The migration process inspects the source table, replicates its schema to the target database if it does not exist, and then migrates the data. The data migration uses the Hadoop framework under the hood to leverage the Spark cluster resources. The migration process breaks down the data to transfer chunks of about 128 MB each, and processes all the partitions in parallel. Since the source is a DynamoDB table in our example, each partition translates into a scan segment to maximize the parallelism level when reading the data. Here is a diagram that illustrates the migration process:
During the execution of the command, a lot of logs are printed, mostly related to Spark scheduling. Still, you should be able to spot the following relevant lines:
24/07/22 15:46:13 INFO migrator: ScyllaDB Migrator 0.9.2
…
24/07/22 15:46:20 INFO alternator: We need to transfer: 2 partitions in total
24/07/22 15:46:20 INFO alternator: Starting write…

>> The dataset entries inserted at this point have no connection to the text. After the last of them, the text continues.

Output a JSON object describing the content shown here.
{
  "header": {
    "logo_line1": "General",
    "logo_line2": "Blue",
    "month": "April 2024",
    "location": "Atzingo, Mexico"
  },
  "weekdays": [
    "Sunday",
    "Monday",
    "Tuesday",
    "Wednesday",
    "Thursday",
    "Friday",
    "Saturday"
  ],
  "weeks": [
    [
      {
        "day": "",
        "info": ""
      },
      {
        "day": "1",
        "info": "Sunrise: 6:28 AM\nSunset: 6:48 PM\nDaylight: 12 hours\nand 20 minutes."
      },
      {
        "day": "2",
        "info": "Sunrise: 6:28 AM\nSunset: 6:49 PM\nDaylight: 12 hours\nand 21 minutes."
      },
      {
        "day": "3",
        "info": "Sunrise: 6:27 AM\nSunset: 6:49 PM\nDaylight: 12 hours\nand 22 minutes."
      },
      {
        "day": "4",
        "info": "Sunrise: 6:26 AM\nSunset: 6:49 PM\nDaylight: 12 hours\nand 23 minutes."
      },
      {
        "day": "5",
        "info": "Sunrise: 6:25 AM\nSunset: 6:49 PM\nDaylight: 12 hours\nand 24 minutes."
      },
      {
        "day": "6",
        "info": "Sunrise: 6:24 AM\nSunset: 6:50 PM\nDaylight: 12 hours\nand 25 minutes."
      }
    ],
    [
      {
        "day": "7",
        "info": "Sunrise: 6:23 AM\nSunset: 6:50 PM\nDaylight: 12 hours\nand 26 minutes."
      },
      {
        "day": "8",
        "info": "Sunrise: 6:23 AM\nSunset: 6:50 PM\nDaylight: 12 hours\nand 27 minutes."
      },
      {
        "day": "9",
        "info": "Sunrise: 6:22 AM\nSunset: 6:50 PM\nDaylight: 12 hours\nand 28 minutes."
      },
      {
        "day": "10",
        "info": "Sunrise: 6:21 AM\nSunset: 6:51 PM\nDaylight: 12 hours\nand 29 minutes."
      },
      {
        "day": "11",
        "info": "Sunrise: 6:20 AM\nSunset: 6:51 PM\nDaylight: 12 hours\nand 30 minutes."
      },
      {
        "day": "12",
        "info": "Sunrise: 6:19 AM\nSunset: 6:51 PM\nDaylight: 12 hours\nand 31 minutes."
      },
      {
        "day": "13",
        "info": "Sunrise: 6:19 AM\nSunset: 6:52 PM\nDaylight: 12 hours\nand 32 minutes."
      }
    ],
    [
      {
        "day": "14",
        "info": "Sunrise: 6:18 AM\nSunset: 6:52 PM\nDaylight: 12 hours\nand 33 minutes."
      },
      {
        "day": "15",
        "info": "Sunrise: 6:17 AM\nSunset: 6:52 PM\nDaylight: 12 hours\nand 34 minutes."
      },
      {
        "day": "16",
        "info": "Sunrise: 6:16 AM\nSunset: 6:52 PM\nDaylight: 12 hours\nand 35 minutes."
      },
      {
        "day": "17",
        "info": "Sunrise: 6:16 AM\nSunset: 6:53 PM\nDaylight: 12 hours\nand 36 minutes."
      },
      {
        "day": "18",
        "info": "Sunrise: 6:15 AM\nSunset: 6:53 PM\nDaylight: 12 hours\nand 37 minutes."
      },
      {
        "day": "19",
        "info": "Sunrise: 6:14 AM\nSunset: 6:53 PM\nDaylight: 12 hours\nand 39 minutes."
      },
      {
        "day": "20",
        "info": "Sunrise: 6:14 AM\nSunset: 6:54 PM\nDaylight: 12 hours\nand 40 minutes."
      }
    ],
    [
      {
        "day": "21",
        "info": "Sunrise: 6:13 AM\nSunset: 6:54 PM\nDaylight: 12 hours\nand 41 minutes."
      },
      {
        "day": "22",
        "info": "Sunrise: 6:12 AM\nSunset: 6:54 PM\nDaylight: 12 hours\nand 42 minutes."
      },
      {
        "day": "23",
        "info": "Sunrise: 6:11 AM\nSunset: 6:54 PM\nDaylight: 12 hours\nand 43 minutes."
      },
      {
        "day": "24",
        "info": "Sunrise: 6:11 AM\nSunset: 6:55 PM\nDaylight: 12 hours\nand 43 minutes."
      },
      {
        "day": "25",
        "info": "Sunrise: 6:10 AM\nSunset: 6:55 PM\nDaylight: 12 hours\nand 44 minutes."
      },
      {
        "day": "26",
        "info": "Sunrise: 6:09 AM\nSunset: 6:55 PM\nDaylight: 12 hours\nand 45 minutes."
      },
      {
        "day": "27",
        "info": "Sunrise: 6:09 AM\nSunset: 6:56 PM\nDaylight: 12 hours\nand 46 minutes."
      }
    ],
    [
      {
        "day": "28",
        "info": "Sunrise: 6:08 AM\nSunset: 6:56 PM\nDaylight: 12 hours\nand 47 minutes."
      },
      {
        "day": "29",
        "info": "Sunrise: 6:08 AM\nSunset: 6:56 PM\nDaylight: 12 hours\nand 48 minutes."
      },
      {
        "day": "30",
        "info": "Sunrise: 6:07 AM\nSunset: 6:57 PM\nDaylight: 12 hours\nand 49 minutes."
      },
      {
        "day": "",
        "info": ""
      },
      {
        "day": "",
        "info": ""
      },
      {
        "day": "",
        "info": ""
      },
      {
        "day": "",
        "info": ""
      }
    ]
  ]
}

24/07/22 15:46:20 INFO DynamoUtils: Checking for table existence at destination
And when the migration ends, you will see the following line printed:
24/07/22 15:46:24 INFO alternator: Done transferring table snapshot
During the migration, it is possible to monitor the underlying Spark job by opening the Spark UI available at http://localhost:4040.
Example of a migration broken down in 6 tasks. The Spark UI allows us to follow the overall progress, and it can also show specific metrics such as the memory consumption of an executor.
In our example the size of the source table is ~200 MB. In practice, it is common to migrate tables containing several terabytes of data. If necessary, and as long as your DynamoDB source supports a higher read throughput level, you can increase the migration throughput by adding more Spark worker nodes. The Spark engine will automatically spread the workload between all the worker nodes.